Kompas Newspaper – December 20, 2023

Man with PPATK (the anti-money laundering agency) on shirt: It's a bit suspicious isn't it?

Signs read "Fully investigate road" and "High political costs road".

Ahead of the 2024 legislative and presidential elections, the problem of high political costs in Indonesia has again come to the fore.

The February 14 elections will see some 9,917 candidates vying for seats in the national House of Representatives (DPR) from the 18 political parties who will be contesting 84 electoral districts across the country.

There will also be candidates running for provincial, regional and municipal legislative councils and the Regional Representatives Council (DPD).

While the open-list proportional election system gives voters the opportunity to directly elect legislators rather than having to choose from a political party slate, prospective legislators still need party endorsement to run. Popularly known as "mahar" or "bride price", this can run into the millions or even billions of rupiah.

This is even before calculating in the coast of campaign materials such as banners and flags, campaign events, free handouts of basic commodities and large amounts of money allocated for "envelopes" to be given to prospective voters prior to or on voting day.

And while the General Elections Commission (KPU) and the Election Supervisory Body (Bawaslu) are tasked with dealing with such cases, money politics remains rampant and is considered by many to just be part of the course.

According to the University of Indonesia Economics and Society Research Institute, in 2014, prospective DPR members had to spend between 1.1 and 4.46 billion rupiah.

Meanwhile, a study by the Corruption Eradication Commission (KPK) found that prospective legislators had to pay amounts ranging from 1 billion to more than 5 billion rupiah.

These huge amounts are reflected in the flow of large sums of money in the lead up to elections.
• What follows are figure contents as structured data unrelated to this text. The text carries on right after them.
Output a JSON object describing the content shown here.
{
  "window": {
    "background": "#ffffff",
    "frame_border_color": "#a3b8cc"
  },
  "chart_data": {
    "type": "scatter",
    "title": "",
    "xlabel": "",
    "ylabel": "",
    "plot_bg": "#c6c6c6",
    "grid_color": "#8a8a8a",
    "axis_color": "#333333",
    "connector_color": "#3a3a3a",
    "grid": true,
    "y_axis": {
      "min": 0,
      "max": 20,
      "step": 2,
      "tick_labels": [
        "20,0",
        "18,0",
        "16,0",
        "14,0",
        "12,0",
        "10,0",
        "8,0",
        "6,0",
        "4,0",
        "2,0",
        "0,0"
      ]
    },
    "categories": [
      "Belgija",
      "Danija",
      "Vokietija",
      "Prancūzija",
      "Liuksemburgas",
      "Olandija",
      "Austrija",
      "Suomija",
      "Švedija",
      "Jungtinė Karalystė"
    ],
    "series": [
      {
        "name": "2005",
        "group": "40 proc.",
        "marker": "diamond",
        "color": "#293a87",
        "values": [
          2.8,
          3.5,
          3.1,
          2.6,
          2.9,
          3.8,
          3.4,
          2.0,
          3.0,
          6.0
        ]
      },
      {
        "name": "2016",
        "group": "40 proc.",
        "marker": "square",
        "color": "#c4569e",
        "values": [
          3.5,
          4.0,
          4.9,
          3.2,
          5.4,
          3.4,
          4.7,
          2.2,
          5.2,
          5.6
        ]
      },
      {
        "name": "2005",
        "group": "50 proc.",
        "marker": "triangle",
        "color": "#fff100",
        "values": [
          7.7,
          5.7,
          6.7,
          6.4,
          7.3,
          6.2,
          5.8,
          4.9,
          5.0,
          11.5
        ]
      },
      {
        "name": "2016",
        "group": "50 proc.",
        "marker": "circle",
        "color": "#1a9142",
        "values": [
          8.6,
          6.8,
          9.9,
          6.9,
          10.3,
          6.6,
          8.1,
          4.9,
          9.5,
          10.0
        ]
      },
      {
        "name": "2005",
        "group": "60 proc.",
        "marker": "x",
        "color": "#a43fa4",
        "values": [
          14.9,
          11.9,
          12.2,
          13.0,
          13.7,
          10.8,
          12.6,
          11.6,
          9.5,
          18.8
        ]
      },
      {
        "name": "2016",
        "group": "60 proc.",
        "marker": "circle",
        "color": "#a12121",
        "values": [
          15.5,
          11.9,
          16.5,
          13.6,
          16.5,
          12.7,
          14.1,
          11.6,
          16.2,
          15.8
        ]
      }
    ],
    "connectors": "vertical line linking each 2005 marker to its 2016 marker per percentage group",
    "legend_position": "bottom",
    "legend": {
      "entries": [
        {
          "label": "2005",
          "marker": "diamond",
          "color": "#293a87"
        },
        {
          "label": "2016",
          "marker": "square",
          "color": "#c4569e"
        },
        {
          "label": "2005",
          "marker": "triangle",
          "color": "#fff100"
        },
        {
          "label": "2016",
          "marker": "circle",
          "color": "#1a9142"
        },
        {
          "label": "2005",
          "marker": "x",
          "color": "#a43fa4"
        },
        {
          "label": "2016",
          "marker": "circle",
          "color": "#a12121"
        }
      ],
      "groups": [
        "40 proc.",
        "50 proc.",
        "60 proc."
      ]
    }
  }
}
The Financial Transaction Reports and Analysis Center (PPATK) has identified suspicious financial transactions from more than 6,000 accounts belonging to managers of parties contesting the 2024 elections or prospective legislators amounting to a massive 51.4 trillion rupiah.

The need for funds to garner votes in increasingly transactional elections means less opportunity for quality legislators to be elected. Conversely, it increases the possibility of corruption by elected candidates keen to recover their "investment" as quickly as possible.

This is reflected in the many corruption cases over the last few years involving legislators. In a speech in Jakarta on December 12, President Joko "Jokowi" Widodo revealed that between 2004 and 2022, some 344 members of national and local parliaments had been arrested for corruption.

And in the long term, these high political costs make it more difficult for people of high quality who do not have access to funds to take part in elections.

As a result, the DPR, which determines the future of the ordinary people through the laws it makes, is increasingly made up of mediocre politicians backed by large amounts of capital whose interests have little in common with the people who voted for them.